The thing that sticks out most in my mind though is something that Timothy Geithner, the CEO of the NY Fed said in a September 2006 presentation in Hong Kong. In this presentation he highlights the relationship between leverage and liquidity.

Let me give two examples of evolving market practices that may help alleviate one concern only to exacerbate another. Collateral plays an increasingly important role in counterparty credit risk management, particularly for highly leveraged counterparties. The increased importance of variation margining plays a critical role in counterparty credit risk management. These changes help limit the exposure of the core financial institution to losses among their leveraged counterparties, but they also act to exacerbate volatility, with asset price declines forcing further margin calls, adding for further market declines.

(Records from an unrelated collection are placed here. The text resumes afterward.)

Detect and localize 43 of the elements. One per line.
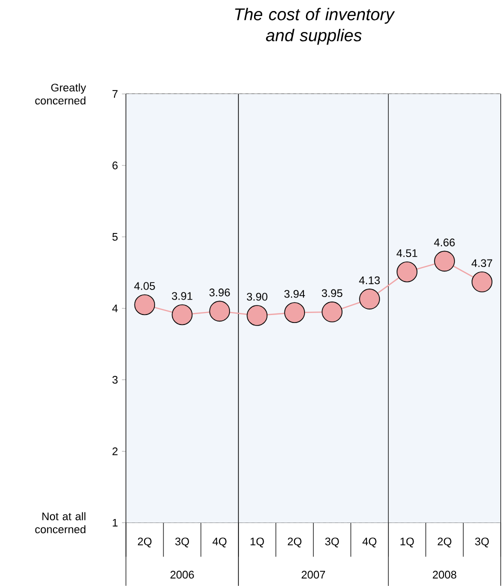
x-tick-label: 2Q	[288, 538, 302, 548]
point	[134, 294, 156, 316]
text: 2007	[302, 570, 326, 579]
x-tick-label: 4Q	[362, 538, 376, 548]
point	[472, 272, 493, 292]
x-tick-label: 3Q	[475, 538, 489, 548]
point	[359, 288, 380, 310]
x-tick-label: 2Q	[138, 538, 152, 548]
data-label: 4.66	[434, 238, 455, 246]
point	[209, 300, 230, 322]
data-label: 4.05	[134, 282, 156, 290]
text: Greatly concerned	[35, 83, 86, 104]
x-tick-label: 4Q	[212, 538, 227, 548]
data-label: 4.37	[472, 259, 492, 268]
point	[172, 304, 193, 326]
y-tick-label: 7	[112, 90, 118, 98]
y-tick-label: 6	[112, 162, 118, 170]
point	[434, 250, 456, 272]
point	[396, 262, 418, 282]
x-tick-label: 1Q	[250, 538, 264, 548]
y-tick-label: 4	[112, 304, 118, 312]
y-tick-label: 1	[112, 518, 118, 527]
x-tick-label: 3Q	[175, 538, 190, 548]
point	[246, 305, 268, 326]
text: 2008	[432, 570, 456, 579]
data-label: 3.96	[209, 288, 230, 296]
data-label: 3.91	[172, 292, 192, 300]
data-label: 4.13	[359, 276, 380, 284]
y-tick-label: 5	[112, 233, 118, 241]
text: 2006	[170, 570, 194, 579]
data-label: 3.90	[246, 292, 268, 301]
x-tick-label: 2Q	[438, 538, 452, 548]
y-tick-label: 3	[112, 376, 118, 384]
data-label: 3.95	[322, 289, 342, 298]
data-label: 4.51	[396, 249, 418, 258]
data-label: 3.94	[284, 290, 306, 298]
text: Not at all concerned	[35, 512, 86, 534]
x-tick-label: 1Q	[400, 538, 414, 548]
x-tick-label: 3Q	[325, 538, 340, 548]
chart-title: The cost of inventory and supplies	[235, 8, 396, 45]
point	[284, 302, 306, 324]
point	[322, 302, 343, 322]
y-tick-label: 2	[112, 447, 118, 456]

Where initial margin is thin in relation to potential exposure, counterparties are more exposed to adverse movements in asset prices, and in a situation of stress the actions they take to reduce their exposure to further losses are likely to have a greater negative impact on market dynamics. In market conditions where initial margin may be low relative to potential future exposure, the self-preserving behavior of leveraged funds and their counterparties may be more likely to exacerbate rather than mitigate an unexpected deterioration in asset prices and market liquidity. As financial firms demand more collateral, funds are forced to liquidate positions, adding to volatility and pushing down asset prices, leading to more margin calls and efforts by the major firms to reduce their exposure to future losses. In the context of the previous discussion of externalities, firms’ incentives to minimize their own exposure can amplify the initial shock and impose on others the negative externality of a broader disruption to market liquidity.